Rien qu'avec la Chine, ce déficit est de 350 milliards de dollars. C'est un problème structurel pour Washington. Cela fait trente ans que les Etats-Unis accumulent un déficit constant avec l'Asie. Il le fut d'abord avec le Japon et la Corée, et maintenant avec la Chine. N'oublions pas que les Chinois exportent des produits qu'ils assemblent souvent à partir de composants américains : ils sont intégrés dans la chaîne de valeur américaine. Les iPhone fabriqués à Chengdu contiennent cinq fois plus de valeur américaine que locale. Le problème de la balance commerciale des Etats-Unis est macroéconomique. Les Américains consomment beaucoup et épargnent peu. Et face à cela, la seule arme commerciale est inopérante. Quant à l'argument de la lutte contre le chômage, il tient de la tromperie, de la fake economy. Le pays est au plein emploi. Trump a tweeté en déclarant sa guerre commerciale "bonne et facile" et il n'a récupéré qu'un bras d'honneur sur les marchés, notamment en Asie et en Europe où les indices ont terminé dans le rouge. Un déficit commercial n'est pas un problème dès lors qu'il est financé. Mais cela n'entre pas dans la grammaire de Donald Trump. Il ne comprend pas que son pays bénéficie du privilège du dollar, qui lui permet de financer facilement son déficit commercial.

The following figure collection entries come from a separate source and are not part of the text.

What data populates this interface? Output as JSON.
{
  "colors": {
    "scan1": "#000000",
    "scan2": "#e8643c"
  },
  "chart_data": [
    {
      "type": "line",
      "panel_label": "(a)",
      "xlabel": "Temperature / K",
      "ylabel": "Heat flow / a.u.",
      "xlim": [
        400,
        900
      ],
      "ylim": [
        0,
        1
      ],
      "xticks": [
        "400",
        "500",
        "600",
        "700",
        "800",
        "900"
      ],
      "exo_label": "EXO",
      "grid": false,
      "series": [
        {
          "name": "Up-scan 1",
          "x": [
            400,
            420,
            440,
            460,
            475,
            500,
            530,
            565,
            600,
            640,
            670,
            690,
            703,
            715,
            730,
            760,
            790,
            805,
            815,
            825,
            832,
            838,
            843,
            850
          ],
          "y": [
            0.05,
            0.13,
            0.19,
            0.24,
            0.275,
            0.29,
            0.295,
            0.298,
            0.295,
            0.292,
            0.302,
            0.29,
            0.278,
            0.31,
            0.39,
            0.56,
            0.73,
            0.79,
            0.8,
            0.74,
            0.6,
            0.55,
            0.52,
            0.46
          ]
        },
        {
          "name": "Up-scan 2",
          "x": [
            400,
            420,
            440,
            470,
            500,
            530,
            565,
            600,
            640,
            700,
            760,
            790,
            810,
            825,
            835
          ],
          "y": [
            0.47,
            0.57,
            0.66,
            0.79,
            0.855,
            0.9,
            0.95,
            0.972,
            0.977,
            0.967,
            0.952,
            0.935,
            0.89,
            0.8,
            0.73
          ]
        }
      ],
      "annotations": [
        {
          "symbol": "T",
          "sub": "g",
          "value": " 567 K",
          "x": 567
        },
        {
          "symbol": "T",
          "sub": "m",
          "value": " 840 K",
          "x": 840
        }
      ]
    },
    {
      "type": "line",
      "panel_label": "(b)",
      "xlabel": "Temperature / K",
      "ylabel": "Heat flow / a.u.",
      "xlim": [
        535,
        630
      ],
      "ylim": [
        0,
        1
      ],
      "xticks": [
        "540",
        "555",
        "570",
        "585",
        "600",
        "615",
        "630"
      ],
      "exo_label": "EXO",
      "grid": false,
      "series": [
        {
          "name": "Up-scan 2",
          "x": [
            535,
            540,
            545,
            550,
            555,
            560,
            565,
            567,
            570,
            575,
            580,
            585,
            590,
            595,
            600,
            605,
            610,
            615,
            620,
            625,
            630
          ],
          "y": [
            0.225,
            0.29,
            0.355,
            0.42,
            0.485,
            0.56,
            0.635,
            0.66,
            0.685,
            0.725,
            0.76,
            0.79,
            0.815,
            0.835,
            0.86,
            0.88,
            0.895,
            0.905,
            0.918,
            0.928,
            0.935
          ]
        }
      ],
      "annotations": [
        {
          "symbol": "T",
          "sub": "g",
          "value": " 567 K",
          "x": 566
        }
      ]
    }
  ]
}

Sa démarche met néanmoins le doigt sur la question de la surproduction chinoise d'acier et d'aluminium. L'OMC peut-elle aider à résoudre ce déséquilibre?
Les armes de l'OMC se limitent à des mesures de sauvegarde, d'antisubvention et d'antidumping. Le problème des surcapacités chinoises, incontestable, est global et n'est hélas du ressort d'aucune instance internationale qui aurait l'autorité pour le régler. Il a été discuté lors du dernier G20. Le résoudre prendra du temps. Pékin essaie d'ajuster sa production, notamment pour lutter contre le réchauffement climatique. Ils ont fermé des aciéries particulièrement polluantes. Mais ils temporisent en profitant des trous dans la raquette réglementaire mondiale. Comme ils profitent à d'autres pays, et en particulier aux Etats-Unis, dans d'autres ­domaines. Il n'y a guère que l'Union européenne qui défende, à juste titre, le principe de disciplines collectives globales.